How big is the risk of another financial crisis?
From a general macro-economic perspective, the United States is safer than it was 10 or 15 years ago, in part because we just had a crisis. A big element of what leads us to have a crisis is people’s willingness to accumulate very high levels of risk because of a confidence that it can’t happen. There’s a certain immunity so soon after the last crisis.

We aren’t seeing the problem of taking on excessive risk in the United States. Globally, we do have some very large concerns. Europe has not yet emerged from the financial crisis. There’s still tremendous uncertainty about the stability of their financial system, which has not repaired itself and did not go through the wrenching changes that we went through in the United States over the 2009 to 2010 period.

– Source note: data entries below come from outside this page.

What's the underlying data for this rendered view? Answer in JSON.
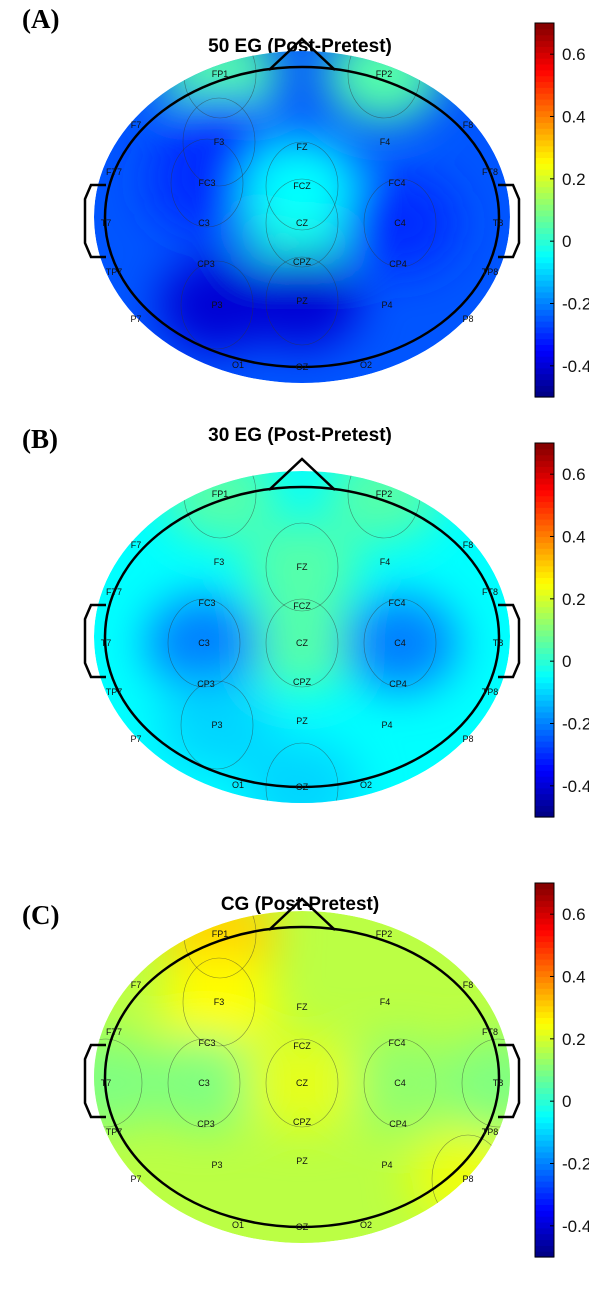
{
  "colormap": "jet",
  "colorbar_ticks": [
    0.6,
    0.4,
    0.2,
    0,
    -0.2,
    -0.4
  ],
  "colorbar_tick_labels": [
    "0.6",
    "0.4",
    "0.2",
    "0",
    "-0.2",
    "-0.4"
  ],
  "colorbar_range": [
    -0.5,
    0.7
  ],
  "electrode_labels": {
    "FP1": "FP1",
    "FP2": "FP2",
    "F7": "F7",
    "F3": "F3",
    "FZ": "FZ",
    "F4": "F4",
    "F8": "F8",
    "FT7": "FT7",
    "FC3": "FC3",
    "FCZ": "FCZ",
    "FC4": "FC4",
    "FT8": "FT8",
    "T7": "T7",
    "C3": "C3",
    "CZ": "CZ",
    "C4": "C4",
    "T8": "T8",
    "TP7": "TP7",
    "CP3": "CP3",
    "CPZ": "CPZ",
    "CP4": "CP4",
    "TP8": "TP8",
    "P7": "P7",
    "P3": "P3",
    "PZ": "PZ",
    "P4": "P4",
    "P8": "P8",
    "O1": "O1",
    "OZ": "OZ",
    "O2": "O2"
  },
  "panels": [
    {
      "letter": "(A)",
      "title": "50 EG (Post-Pretest)",
      "base_value": -0.25,
      "features": [
        {
          "electrode": "FP1",
          "value": 0.05
        },
        {
          "electrode": "FP2",
          "value": 0.05
        },
        {
          "electrode": "F3",
          "value": -0.3
        },
        {
          "electrode": "FC3",
          "value": -0.3
        },
        {
          "electrode": "CZ",
          "value": 0.0
        },
        {
          "electrode": "FCZ",
          "value": -0.05
        },
        {
          "electrode": "C4",
          "value": -0.3
        },
        {
          "electrode": "P3",
          "value": -0.4
        },
        {
          "electrode": "PZ",
          "value": -0.4
        }
      ]
    },
    {
      "letter": "(B)",
      "title": "30 EG (Post-Pretest)",
      "base_value": -0.05,
      "features": [
        {
          "electrode": "FP1",
          "value": 0.05
        },
        {
          "electrode": "FP2",
          "value": 0.05
        },
        {
          "electrode": "FZ",
          "value": 0.05
        },
        {
          "electrode": "CZ",
          "value": 0.05
        },
        {
          "electrode": "C3",
          "value": -0.2
        },
        {
          "electrode": "C4",
          "value": -0.2
        },
        {
          "electrode": "P3",
          "value": -0.1
        },
        {
          "electrode": "OZ",
          "value": -0.1
        }
      ]
    },
    {
      "letter": "(C)",
      "title": "CG (Post-Pretest)",
      "base_value": 0.17,
      "features": [
        {
          "electrode": "FP1",
          "value": 0.3
        },
        {
          "electrode": "F3",
          "value": 0.25
        },
        {
          "electrode": "T7",
          "value": 0.1
        },
        {
          "electrode": "C3",
          "value": 0.1
        },
        {
          "electrode": "T8",
          "value": 0.1
        },
        {
          "electrode": "C4",
          "value": 0.12
        },
        {
          "electrode": "CZ",
          "value": 0.22
        },
        {
          "electrode": "P8",
          "value": 0.23
        }
      ]
    }
  ]
}
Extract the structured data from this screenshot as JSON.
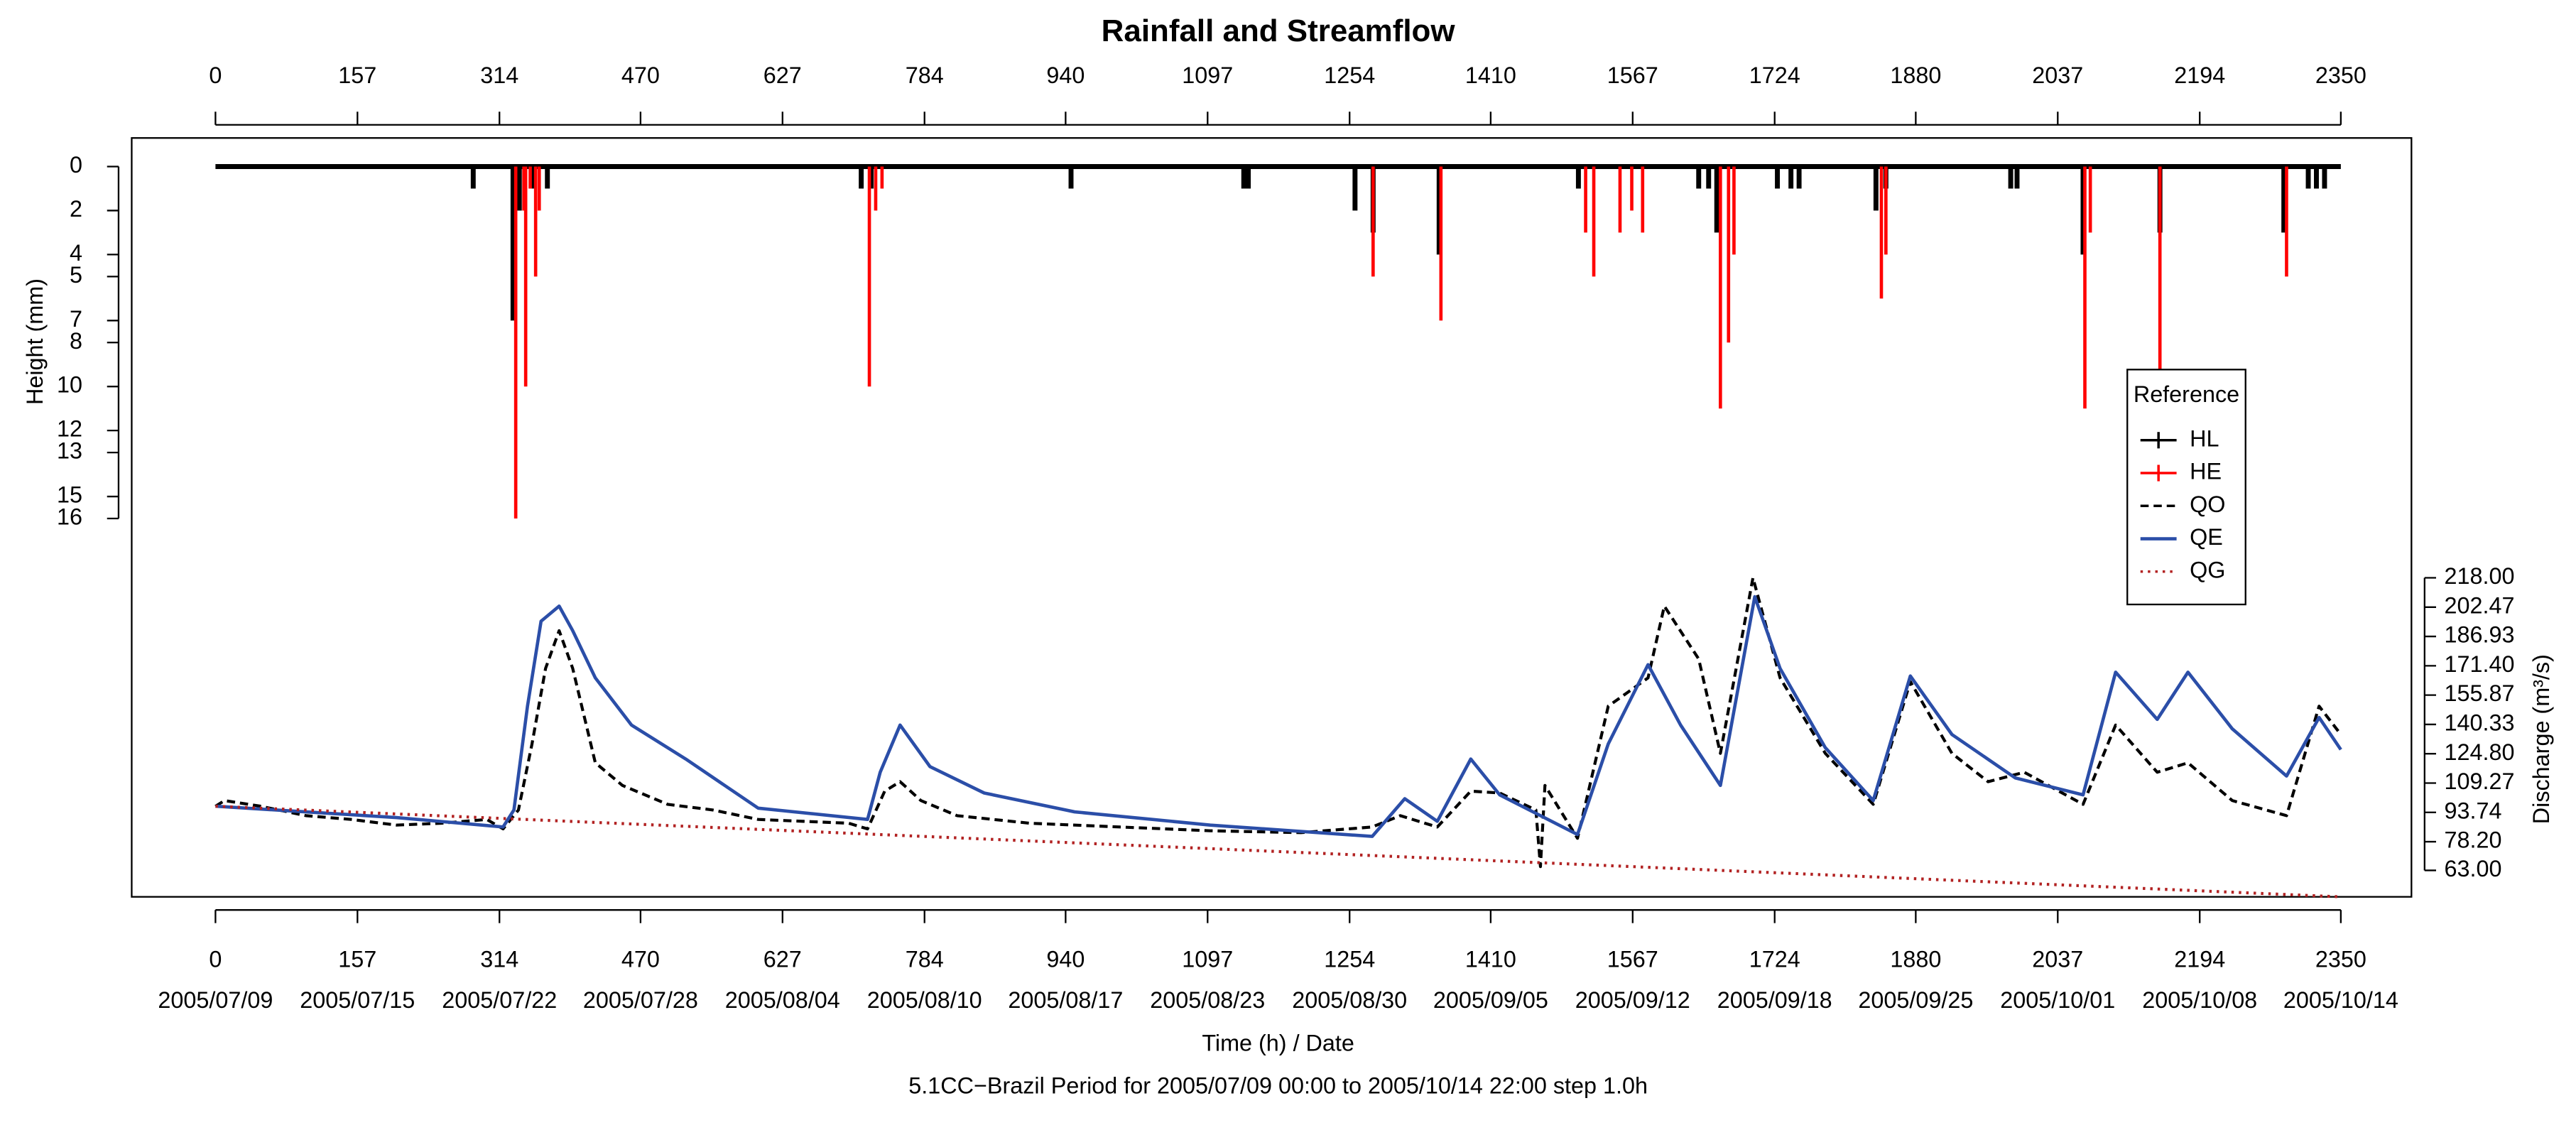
{
  "chart_data": {
    "type": "combo",
    "title": "Rainfall and Streamflow",
    "xlabel": "Time (h) / Date",
    "ylabel": "Height (mm)",
    "y2label": "Discharge (m³/s)",
    "caption": "5.1CC−Brazil Period for 2005/07/09 00:00 to 2005/10/14 22:00 step 1.0h",
    "xlim": [
      0,
      2350
    ],
    "xticks": [
      0,
      157,
      314,
      470,
      627,
      784,
      940,
      1097,
      1254,
      1410,
      1567,
      1724,
      1880,
      2037,
      2194,
      2350
    ],
    "xtick_dates": [
      "2005/07/09",
      "2005/07/15",
      "2005/07/22",
      "2005/07/28",
      "2005/08/04",
      "2005/08/10",
      "2005/08/17",
      "2005/08/23",
      "2005/08/30",
      "2005/09/05",
      "2005/09/12",
      "2005/09/18",
      "2005/09/25",
      "2005/10/01",
      "2005/10/08",
      "2005/10/14"
    ],
    "ylim": [
      -1.3,
      33.2
    ],
    "y_reversed": true,
    "yticks": [
      0,
      2,
      4,
      5,
      7,
      8,
      10,
      12,
      13,
      15,
      16
    ],
    "y2lim": [
      49,
      451
    ],
    "y2ticks": [
      {
        "value": 63,
        "label": "63.00"
      },
      {
        "value": 78.2,
        "label": "78.20"
      },
      {
        "value": 93.74,
        "label": "93.74"
      },
      {
        "value": 109.27,
        "label": "109.27"
      },
      {
        "value": 124.8,
        "label": "124.80"
      },
      {
        "value": 140.33,
        "label": "140.33"
      },
      {
        "value": 155.87,
        "label": "155.87"
      },
      {
        "value": 171.4,
        "label": "171.40"
      },
      {
        "value": 186.93,
        "label": "186.93"
      },
      {
        "value": 202.47,
        "label": "202.47"
      },
      {
        "value": 218,
        "label": "218.00"
      }
    ],
    "legend_title": "Reference",
    "legend": "right",
    "series": [
      {
        "name": "HL",
        "type": "bar",
        "axis": "y",
        "color": "#000000",
        "x": [
          285,
          329,
          336,
          350,
          367,
          714,
          725,
          946,
          1137,
          1142,
          1260,
          1280,
          1353,
          1507,
          1640,
          1651,
          1660,
          1727,
          1742,
          1751,
          1836,
          1847,
          1985,
          1992,
          2065,
          2150,
          2287,
          2314,
          2323,
          2332
        ],
        "values": [
          1,
          7,
          2,
          1,
          1,
          1,
          1,
          1,
          1,
          1,
          2,
          3,
          4,
          1,
          1,
          1,
          3,
          1,
          1,
          1,
          2,
          1,
          1,
          1,
          4,
          3,
          3,
          1,
          1,
          1
        ]
      },
      {
        "name": "HE",
        "type": "bar",
        "axis": "y",
        "color": "#ff0000",
        "x": [
          332,
          341,
          343,
          348,
          354,
          358,
          723,
          730,
          737,
          1280,
          1355,
          1515,
          1524,
          1553,
          1566,
          1578,
          1664,
          1673,
          1679,
          1842,
          1847,
          2067,
          2073,
          2150,
          2290
        ],
        "values": [
          16,
          2,
          10,
          1,
          5,
          2,
          10,
          2,
          1,
          5,
          7,
          3,
          5,
          3,
          2,
          3,
          11,
          8,
          4,
          6,
          4,
          11,
          3,
          10,
          5
        ]
      },
      {
        "name": "QO",
        "type": "line",
        "axis": "y2",
        "color": "#000000",
        "dash": "dashed",
        "x": [
          0,
          10,
          50,
          100,
          150,
          200,
          250,
          300,
          318,
          335,
          350,
          365,
          380,
          395,
          420,
          450,
          500,
          550,
          600,
          650,
          700,
          721,
          740,
          757,
          780,
          820,
          900,
          1000,
          1100,
          1200,
          1279,
          1310,
          1351,
          1388,
          1420,
          1460,
          1465,
          1470,
          1506,
          1540,
          1584,
          1602,
          1640,
          1664,
          1700,
          1730,
          1780,
          1833,
          1874,
          1920,
          1960,
          2000,
          2065,
          2101,
          2147,
          2181,
          2230,
          2290,
          2326,
          2350
        ],
        "values": [
          97,
          100,
          97,
          92,
          90,
          87,
          88,
          90,
          85,
          95,
          130,
          170,
          190,
          170,
          120,
          108,
          98,
          95,
          90,
          89,
          88,
          85,
          105,
          110,
          100,
          92,
          88,
          86,
          84,
          83,
          86,
          92,
          86,
          105,
          104,
          95,
          65,
          108,
          80,
          150,
          165,
          203,
          175,
          125,
          218,
          165,
          125,
          98,
          163,
          125,
          110,
          115,
          98,
          140,
          115,
          120,
          100,
          92,
          150,
          135
        ]
      },
      {
        "name": "QE",
        "type": "line",
        "axis": "y2",
        "color": "#2b4ea8",
        "dash": "solid",
        "x": [
          0,
          100,
          200,
          318,
          330,
          345,
          360,
          380,
          395,
          420,
          460,
          520,
          600,
          721,
          735,
          757,
          790,
          850,
          950,
          1100,
          1279,
          1315,
          1351,
          1388,
          1420,
          1506,
          1540,
          1584,
          1620,
          1664,
          1702,
          1730,
          1780,
          1833,
          1874,
          1920,
          1990,
          2065,
          2101,
          2147,
          2181,
          2230,
          2290,
          2326,
          2350
        ],
        "values": [
          97,
          94,
          91,
          86,
          95,
          150,
          195,
          203,
          190,
          165,
          140,
          122,
          96,
          90,
          115,
          140,
          118,
          104,
          94,
          87,
          81,
          101,
          89,
          122,
          103,
          82,
          130,
          172,
          140,
          108,
          208,
          170,
          128,
          100,
          166,
          135,
          112,
          103,
          168,
          143,
          168,
          138,
          113,
          144,
          127
        ]
      },
      {
        "name": "QG",
        "type": "line",
        "axis": "y2",
        "color": "#b22222",
        "dash": "dotted",
        "x": [
          0,
          2350
        ],
        "values": [
          97,
          49
        ]
      }
    ]
  }
}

China is something of a mystery in that it’s a very large, very fast-growing economy with a financial system that in many ways is not as well developed as the rest of the economy. In part that’s an ideological choice; that is, they’ve deliberately undergone a different form of development. One point of solace is that China is quite wealthy from a savings perspective; the government is quite capable of supporting the financial system if it comes to that. But there’s uncertainty about whether or not that would happen and just how complicated the problems are.

Again, for the U.S., I don’t think anybody can deny that we have a lot of uncertainty right now around key financial issues. Both specific policies and communication stances make it hard to predict where things will go over the next few years. Still, my macro concerns are not U.S.-based though significant events elsewhere in the world could spill into the United States.